Life

2017 – 1º de 365.

1 Janeiro, 2017

O primeiro dia deste novo ano já passou, e ainda que o cansaço seja mais que muito, depois de todas as festividades, arrumações e vida de correrias em geral, devo estar mais do que grata por poder ter tido a hipótese de passar este primeiro dia com QUASE todas as pessoas que mais me deixam feliz. Devo confessar que não estava com grandes expectativas para este novo ano e muito menos para celebrar o final de 2016 com todas as tradições que são já desta altura costume, e ainda que a minha vontade fosse de começar todo este novo processo no sofá com uma manta em cima das pernas, como tal avozinha de alta idade, acabei por recompor o mau feitio dentro de uma gaveta e esquecer todas as coisas más que permanecem na minha mente, e aproveitar o dia, na esperança de ganhar alguma vontade, alguma força que fosse que me motivasse para esta felicidade que toda a gente partilha pelo começo de 2017. Com toda a gente a dedicar os minutos a pensar nos novos objectivos que se avizinham, eu só conseguia pensar nos que ficaram por fazer, acabando por dar ao meu ano de 2016 uma sensação de falhanço por não ter atingido absolutamente nada de relevante.

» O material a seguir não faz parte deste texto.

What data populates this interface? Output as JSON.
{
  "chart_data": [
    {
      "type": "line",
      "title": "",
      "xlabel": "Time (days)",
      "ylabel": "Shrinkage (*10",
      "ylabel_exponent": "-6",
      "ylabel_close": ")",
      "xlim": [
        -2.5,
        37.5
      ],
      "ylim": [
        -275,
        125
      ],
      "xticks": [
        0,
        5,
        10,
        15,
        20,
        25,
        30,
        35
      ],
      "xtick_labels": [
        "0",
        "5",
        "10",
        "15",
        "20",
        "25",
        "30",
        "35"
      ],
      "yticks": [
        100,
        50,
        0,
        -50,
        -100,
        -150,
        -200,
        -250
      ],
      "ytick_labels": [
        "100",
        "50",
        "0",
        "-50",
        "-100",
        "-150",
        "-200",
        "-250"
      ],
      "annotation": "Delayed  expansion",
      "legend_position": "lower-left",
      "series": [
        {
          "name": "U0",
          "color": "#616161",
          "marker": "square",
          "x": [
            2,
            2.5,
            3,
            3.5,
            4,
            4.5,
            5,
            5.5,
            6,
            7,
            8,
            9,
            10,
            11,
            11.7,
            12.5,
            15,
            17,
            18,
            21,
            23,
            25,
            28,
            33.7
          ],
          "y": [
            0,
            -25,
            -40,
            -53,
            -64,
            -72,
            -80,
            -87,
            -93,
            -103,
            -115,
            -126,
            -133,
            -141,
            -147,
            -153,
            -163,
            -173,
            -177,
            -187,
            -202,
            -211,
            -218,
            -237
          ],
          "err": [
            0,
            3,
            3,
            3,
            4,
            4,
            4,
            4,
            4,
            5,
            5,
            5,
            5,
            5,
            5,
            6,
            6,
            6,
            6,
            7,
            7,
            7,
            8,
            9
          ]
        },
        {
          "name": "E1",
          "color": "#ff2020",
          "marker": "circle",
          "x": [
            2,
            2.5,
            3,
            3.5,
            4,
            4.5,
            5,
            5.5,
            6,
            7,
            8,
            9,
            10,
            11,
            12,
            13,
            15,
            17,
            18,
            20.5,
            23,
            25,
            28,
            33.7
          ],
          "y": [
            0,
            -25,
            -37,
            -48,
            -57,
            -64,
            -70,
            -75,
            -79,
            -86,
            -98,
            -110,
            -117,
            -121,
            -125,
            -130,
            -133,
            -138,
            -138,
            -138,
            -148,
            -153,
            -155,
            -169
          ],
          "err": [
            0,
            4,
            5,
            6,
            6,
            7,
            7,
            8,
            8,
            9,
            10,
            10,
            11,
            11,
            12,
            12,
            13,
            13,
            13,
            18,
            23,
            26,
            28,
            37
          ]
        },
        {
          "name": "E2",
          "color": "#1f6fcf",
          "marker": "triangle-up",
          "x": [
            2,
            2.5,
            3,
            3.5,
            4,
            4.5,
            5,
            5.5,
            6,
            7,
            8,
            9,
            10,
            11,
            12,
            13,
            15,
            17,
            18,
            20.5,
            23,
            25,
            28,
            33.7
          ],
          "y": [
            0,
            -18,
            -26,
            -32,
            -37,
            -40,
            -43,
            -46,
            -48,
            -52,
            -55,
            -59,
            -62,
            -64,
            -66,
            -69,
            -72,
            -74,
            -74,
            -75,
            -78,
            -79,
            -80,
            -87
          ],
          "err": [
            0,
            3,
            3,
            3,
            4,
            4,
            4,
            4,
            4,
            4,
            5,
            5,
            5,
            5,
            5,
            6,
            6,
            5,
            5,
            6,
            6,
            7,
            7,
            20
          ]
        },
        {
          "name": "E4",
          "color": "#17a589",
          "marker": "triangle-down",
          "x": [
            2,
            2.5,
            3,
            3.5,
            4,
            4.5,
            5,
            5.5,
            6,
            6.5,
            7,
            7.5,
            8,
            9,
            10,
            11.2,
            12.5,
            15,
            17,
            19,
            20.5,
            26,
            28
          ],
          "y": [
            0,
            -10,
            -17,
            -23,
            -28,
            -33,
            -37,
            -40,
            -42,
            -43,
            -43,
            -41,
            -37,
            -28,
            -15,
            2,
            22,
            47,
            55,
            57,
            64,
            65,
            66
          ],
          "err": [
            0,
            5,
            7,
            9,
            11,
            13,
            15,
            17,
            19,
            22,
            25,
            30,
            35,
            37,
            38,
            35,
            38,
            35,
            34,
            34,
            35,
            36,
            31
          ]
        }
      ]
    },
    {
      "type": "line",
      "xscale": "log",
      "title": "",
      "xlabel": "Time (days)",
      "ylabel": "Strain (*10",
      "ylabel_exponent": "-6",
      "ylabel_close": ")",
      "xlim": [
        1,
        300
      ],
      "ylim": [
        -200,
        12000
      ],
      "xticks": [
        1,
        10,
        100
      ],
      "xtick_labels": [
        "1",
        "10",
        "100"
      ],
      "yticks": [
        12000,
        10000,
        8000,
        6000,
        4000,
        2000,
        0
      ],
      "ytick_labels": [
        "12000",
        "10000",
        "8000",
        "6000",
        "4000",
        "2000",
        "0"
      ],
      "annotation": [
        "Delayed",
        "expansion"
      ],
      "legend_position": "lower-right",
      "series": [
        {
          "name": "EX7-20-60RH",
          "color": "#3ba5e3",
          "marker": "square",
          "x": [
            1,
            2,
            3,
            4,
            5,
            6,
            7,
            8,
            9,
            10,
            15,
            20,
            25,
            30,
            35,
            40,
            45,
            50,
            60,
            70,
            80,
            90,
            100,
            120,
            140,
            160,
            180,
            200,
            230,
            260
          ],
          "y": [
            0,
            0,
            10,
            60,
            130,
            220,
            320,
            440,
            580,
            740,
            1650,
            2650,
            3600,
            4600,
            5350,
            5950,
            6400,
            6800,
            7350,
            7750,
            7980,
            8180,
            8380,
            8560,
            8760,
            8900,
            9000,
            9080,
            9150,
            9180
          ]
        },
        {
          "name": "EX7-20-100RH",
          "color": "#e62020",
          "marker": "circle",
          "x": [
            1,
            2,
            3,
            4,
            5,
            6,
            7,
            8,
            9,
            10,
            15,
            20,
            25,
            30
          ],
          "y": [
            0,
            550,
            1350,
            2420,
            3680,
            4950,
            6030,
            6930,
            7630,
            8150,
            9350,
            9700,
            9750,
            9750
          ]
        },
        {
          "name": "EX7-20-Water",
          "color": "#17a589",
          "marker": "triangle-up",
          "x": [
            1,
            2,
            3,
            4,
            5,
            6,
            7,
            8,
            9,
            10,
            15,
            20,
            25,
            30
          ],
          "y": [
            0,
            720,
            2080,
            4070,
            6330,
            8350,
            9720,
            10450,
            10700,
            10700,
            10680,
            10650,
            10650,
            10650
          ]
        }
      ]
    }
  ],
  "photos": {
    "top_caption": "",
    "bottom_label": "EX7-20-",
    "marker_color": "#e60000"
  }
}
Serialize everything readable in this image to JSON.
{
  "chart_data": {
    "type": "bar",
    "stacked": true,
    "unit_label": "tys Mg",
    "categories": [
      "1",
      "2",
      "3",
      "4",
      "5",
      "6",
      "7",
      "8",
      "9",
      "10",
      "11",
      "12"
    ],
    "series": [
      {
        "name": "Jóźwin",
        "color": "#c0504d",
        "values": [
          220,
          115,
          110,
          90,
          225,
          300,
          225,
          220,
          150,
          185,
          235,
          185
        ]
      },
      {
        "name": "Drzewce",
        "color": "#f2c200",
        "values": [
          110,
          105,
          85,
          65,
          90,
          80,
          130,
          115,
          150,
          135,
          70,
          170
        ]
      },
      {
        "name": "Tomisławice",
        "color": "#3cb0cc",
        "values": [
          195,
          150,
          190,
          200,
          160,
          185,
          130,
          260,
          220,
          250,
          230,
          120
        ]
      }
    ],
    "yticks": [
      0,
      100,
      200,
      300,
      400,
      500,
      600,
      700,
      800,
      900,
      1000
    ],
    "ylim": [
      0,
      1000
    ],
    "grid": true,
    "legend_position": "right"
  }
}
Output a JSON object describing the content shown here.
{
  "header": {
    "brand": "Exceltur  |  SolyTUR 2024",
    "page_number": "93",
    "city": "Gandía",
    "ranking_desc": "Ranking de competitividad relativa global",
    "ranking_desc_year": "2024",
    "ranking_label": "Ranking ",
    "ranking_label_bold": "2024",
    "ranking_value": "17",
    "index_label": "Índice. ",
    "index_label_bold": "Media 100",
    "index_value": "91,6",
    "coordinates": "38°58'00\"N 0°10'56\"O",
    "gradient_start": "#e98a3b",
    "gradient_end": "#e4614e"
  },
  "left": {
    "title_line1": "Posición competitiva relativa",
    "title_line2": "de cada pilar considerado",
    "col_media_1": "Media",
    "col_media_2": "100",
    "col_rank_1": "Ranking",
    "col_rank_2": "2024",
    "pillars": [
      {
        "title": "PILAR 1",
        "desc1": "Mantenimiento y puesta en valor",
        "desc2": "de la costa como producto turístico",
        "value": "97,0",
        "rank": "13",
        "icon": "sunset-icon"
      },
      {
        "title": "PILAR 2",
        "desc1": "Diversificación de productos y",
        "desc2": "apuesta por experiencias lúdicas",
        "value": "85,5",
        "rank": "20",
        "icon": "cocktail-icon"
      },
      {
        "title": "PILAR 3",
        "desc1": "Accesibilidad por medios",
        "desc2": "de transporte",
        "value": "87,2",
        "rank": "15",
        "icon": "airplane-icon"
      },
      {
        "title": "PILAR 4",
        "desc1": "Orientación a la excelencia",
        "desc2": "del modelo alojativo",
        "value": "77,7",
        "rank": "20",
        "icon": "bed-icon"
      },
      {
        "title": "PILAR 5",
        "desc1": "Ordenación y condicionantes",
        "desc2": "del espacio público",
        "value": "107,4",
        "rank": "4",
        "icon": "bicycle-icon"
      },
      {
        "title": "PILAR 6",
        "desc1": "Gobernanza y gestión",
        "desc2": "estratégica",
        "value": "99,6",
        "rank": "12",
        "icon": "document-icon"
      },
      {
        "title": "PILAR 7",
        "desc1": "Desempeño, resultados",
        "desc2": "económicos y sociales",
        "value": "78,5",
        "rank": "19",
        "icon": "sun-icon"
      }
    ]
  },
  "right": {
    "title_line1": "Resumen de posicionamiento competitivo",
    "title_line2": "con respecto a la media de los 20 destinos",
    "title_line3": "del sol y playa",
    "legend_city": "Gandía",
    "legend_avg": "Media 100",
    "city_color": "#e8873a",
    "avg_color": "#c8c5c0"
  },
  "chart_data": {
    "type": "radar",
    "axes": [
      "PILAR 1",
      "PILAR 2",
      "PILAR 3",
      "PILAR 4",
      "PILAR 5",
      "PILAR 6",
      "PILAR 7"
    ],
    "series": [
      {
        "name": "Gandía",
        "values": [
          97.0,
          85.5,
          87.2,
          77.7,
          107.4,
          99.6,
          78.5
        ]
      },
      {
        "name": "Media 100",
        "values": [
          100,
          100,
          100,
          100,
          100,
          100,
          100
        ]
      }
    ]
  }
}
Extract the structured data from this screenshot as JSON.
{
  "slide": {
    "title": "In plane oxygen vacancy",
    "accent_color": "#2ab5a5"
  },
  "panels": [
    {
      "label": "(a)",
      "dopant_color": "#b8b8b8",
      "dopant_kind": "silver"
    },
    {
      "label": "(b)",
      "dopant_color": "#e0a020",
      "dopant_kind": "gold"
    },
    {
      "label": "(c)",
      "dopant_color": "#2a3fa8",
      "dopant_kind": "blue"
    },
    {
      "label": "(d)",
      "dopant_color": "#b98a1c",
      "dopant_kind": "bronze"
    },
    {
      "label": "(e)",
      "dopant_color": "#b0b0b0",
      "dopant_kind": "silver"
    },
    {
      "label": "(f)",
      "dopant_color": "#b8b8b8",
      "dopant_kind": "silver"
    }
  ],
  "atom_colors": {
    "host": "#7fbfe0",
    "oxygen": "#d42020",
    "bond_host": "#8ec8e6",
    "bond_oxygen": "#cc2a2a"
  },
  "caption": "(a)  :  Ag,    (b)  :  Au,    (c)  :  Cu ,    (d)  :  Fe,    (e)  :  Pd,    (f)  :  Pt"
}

E como que por magia, bastou 3 segundos a olhar para as preciosidades das crianças da minha vida, ver a alegria nos seus pequenos olhinhos enquanto me mostravam uma coreografia extremamente elaborada para a idade, ainda que muito atrapalhada e cheia de gargalhadas, para perguntar a mim mesma o raio queria eu levar destes anos em que ainda tudo me é permitido. Poderia sempre escolher entre reclamar por tudo o que não foi feito, tudo o que não se realizou, ou poderia simplesmente optar por fazer como meio Mundo e escolher e idealizar objectivos. Quando se encontra um pouquinho de felicidade, ainda que partilhada por outros (neste caso por três crianças traquinas e com energia para dar e vender), a tarefa de ver a realidade com outros olhos torna-se mais fácil e simples. Por isso, e antes que a tristeza me invada novamente, fica aqui declarado que, achando que não estou a fazer o suficiente com a minha vida, decidi fazer uma coisa nova, que ainda não tenha feito, todos os meses durante o ano, quer seja viajar, experimentar um bocado de tofu ou finalmente gravar uma música e ouvir o resultado sem a apagar antes de sair algum som das colunas.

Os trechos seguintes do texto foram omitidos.